Mulai Tak Sejalan dengan Jokowi, Prabowo Didemo Besar-besaran

Image 3
Joko Widodo mendatangani Prabowo Subianto usai Pilpres 2014 silam.

Oleh: Muhammad Said Didu, mantan Sekretaris Kementerian BUMN

MULAI terlihat perbedaan kebijakan penguasaan sumber daya alam antara Prabowo Subianto dengan Joko Widodo. Jokowi, selama berkuasa, membuat aturan yang melegalkan pelanggaran dan sarat negosiasi yang merugikan negara.

Yang diuntungkan dari kebiasaan Jokowi itu adalah oligarki pelanggar hukum. Jokowi membuatkan mereka sejumlah landasan hukum untuk memutihkan kejahatan mereka dan menguasai sumber daya alam secara legal. Jokowi membiarkan oligarki dan pengusaha asing untuk melanggar aturan tentang hutan, sawit, tambang, bahkan laut.

Adapun Prabowo berlaku sebaliknya. Setelah menjadi presiden, Prabowo mengambil alih aset negara yang dikuasai oligarki dan asing. Aset yang disita itu dikembalikan ke negara untuk dikelola oleh badan usaha milik negara. Tak ada negosiasi.

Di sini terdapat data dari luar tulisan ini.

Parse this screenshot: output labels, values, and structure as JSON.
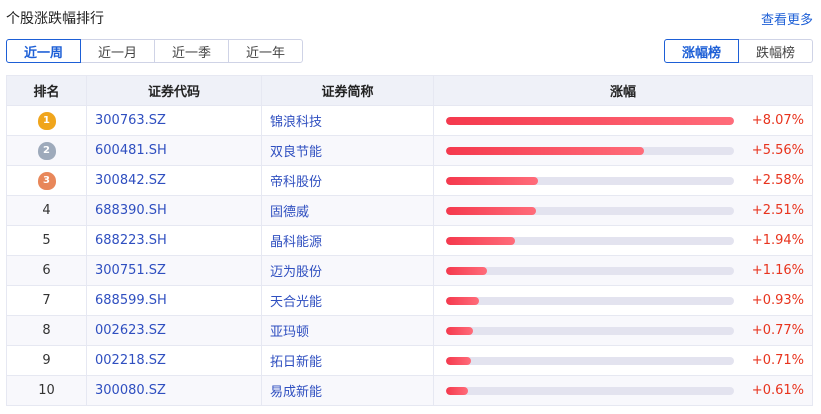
{
  "title": "个股涨跌幅排行",
  "more_link": "查看更多",
  "periods": [
    {
      "label": "近一周",
      "active": true
    },
    {
      "label": "近一月",
      "active": false
    },
    {
      "label": "近一季",
      "active": false
    },
    {
      "label": "近一年",
      "active": false
    }
  ],
  "boards": [
    {
      "label": "涨幅榜",
      "active": true
    },
    {
      "label": "跌幅榜",
      "active": false
    }
  ],
  "columns": [
    "排名",
    "证券代码",
    "证券简称",
    "涨幅"
  ],
  "medal_colors": [
    "#f0a51c",
    "#9eaabb",
    "#e8875a"
  ],
  "max_change": 8.07,
  "rows": [
    {
      "rank": "1",
      "code": "300763.SZ",
      "name": "锦浪科技",
      "change": 8.07,
      "change_text": "+8.07%"
    },
    {
      "rank": "2",
      "code": "600481.SH",
      "name": "双良节能",
      "change": 5.56,
      "change_text": "+5.56%"
    },
    {
      "rank": "3",
      "code": "300842.SZ",
      "name": "帝科股份",
      "change": 2.58,
      "change_text": "+2.58%"
    },
    {
      "rank": "4",
      "code": "688390.SH",
      "name": "固德威",
      "change": 2.51,
      "change_text": "+2.51%"
    },
    {
      "rank": "5",
      "code": "688223.SH",
      "name": "晶科能源",
      "change": 1.94,
      "change_text": "+1.94%"
    },
    {
      "rank": "6",
      "code": "300751.SZ",
      "name": "迈为股份",
      "change": 1.16,
      "change_text": "+1.16%"
    },
    {
      "rank": "7",
      "code": "688599.SH",
      "name": "天合光能",
      "change": 0.93,
      "change_text": "+0.93%"
    },
    {
      "rank": "8",
      "code": "002623.SZ",
      "name": "亚玛顿",
      "change": 0.77,
      "change_text": "+0.77%"
    },
    {
      "rank": "9",
      "code": "002218.SZ",
      "name": "拓日新能",
      "change": 0.71,
      "change_text": "+0.71%"
    },
    {
      "rank": "10",
      "code": "300080.SZ",
      "name": "易成新能",
      "change": 0.61,
      "change_text": "+0.61%"
    }
  ]
}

Satu di antaranya adalah kebun kelapa sawit yang melanggar aturan. Jumlahnya diperkirakan mencapai 5 juta hektare atau sekitar 29 persen dari total kebun sawit yang berjumlah 17,5 juta hektare. Dari 5 juta hektare ini, kebun sawit ilegal tersebut diserahkan sekitar 1 juta hektare ke BUMN, PT Agripalma Nusantara. Jumlah ini mendekati dua kali lipat luas kebun sawit milik PTPN yang hanya sekitar 600.000 hektare.

Prabowo juga membuat BUMN khusus untuk mengambil aset negara yang selama ini dikuasai oleh oligarki secara ilegal. Prabowo membentuk BUMN khusus yang dipimpin oleh pensiunan Jendral TNI "Saptamargais".

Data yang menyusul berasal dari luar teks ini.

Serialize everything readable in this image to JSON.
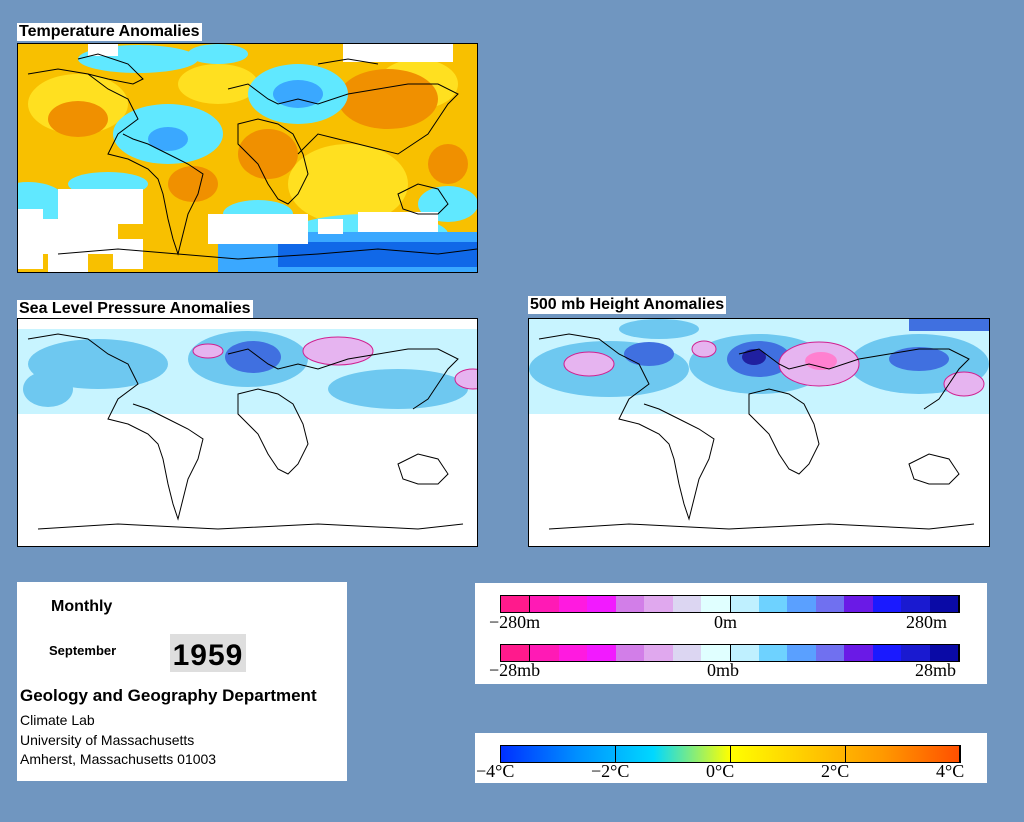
{
  "panels": {
    "temperature": {
      "title": "Temperature Anomalies"
    },
    "slp": {
      "title": "Sea Level Pressure Anomalies"
    },
    "height": {
      "title": "500 mb Height Anomalies"
    }
  },
  "info": {
    "period": "Monthly",
    "month": "September",
    "year": "1959",
    "department": "Geology and Geography Department",
    "lines": [
      "Climate Lab",
      "University of Massachusetts",
      "Amherst, Massachusetts 01003"
    ]
  },
  "legends": {
    "height_scale": {
      "min": "−280m",
      "mid": "0m",
      "max": "280m"
    },
    "pressure_scale": {
      "min": "−28mb",
      "mid": "0mb",
      "max": "28mb"
    },
    "temperature_scale": {
      "labels": [
        "−4°C",
        "−2°C",
        "0°C",
        "2°C",
        "4°C"
      ]
    }
  },
  "colors": {
    "background": "#7096c0",
    "anomaly_scale": [
      "#ff1a8c",
      "#ff1ab5",
      "#ff1ae0",
      "#f21aff",
      "#d27ee8",
      "#e0a8ee",
      "#dcd6f2",
      "#e0ffff",
      "#bff0ff",
      "#6ed2ff",
      "#5aa0ff",
      "#7070f0",
      "#6a1ae6",
      "#1a1aff",
      "#1a1ad0",
      "#0a0aa6"
    ],
    "temperature_scale": [
      "#0030ff",
      "#0090ff",
      "#00d8ff",
      "#ffff00",
      "#ffcc00",
      "#ff9900",
      "#ff5000"
    ]
  }
}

Di masa kekuasaannya, Jokowi menyerahkan SDA, seperti tambang, kebun, hutan, dan bahkan laut dan pantai, kepada oligarki secara tidak legal. Perusahaan oligarki pelanggar hukum, dan menguasai harta negara dengan cara menggusur rakyat. Tindakan ini dipimpin oleh sejumlah pensiunan jenderal.

Publik dapat menilai siapa pensiunan jenderal yang berjiwa sapta marga hingga akhir hayat dan jenderal yang berjiwa "sapta cuan", jenderal-jenderal yang rela dijadikan tameng untuk mengejar cuan.

Rencana pengambilan aset negara ini sepertinya dipimpin langsung oleh Menteri Pertahanan Letjen TNI (Purn) Sjafri Syamsuddin, selaku Ketua Harian Dewan Pertahanan Nasional--Ketua Dewan Pertahanan Nasional adalah Presiden. Prabowo mempercayai Sjafri untuk menangani hal-hal terkait pengembalian aset yang selama ini dirampok dari negara.

Karena itulah Presiden Prabowo harus terus pengambilan aset negara yang selama ini diambil secara tidak legal seperti kebun sawit oleh oligarki dan asing akan dilanjutkan. Jangan lupa pula menertibkan tambang, hutan, laut, pantai dan lahan rakyat yg diambil secara ilegal.

Namun sepertinya ada upaya untuk menghadang upaya Prabowo itu. Sehingga terjadi pengalihan isu yang terlihat dari sejumlah demonstrasi, dari isu "Adili Jokowi dan Lawan Oligarki" menjadi "Turunkan Prabowo dan Masukkan TNI ke barak".

Ingat, agenda penertiban selanjutnya setelah kebun sawit adalah tambang, pantai, laut dan hutan. Akan banyak yang terganggu dan akan melakukan perlawanan. Karena itulah kita harus kompak mendukung kebijakan pemerintah untuk ambil alih aset negara yang tengah diupayakan oleh Prabowo. Jangan terkecoh dengan framing isu revisi UU TNI.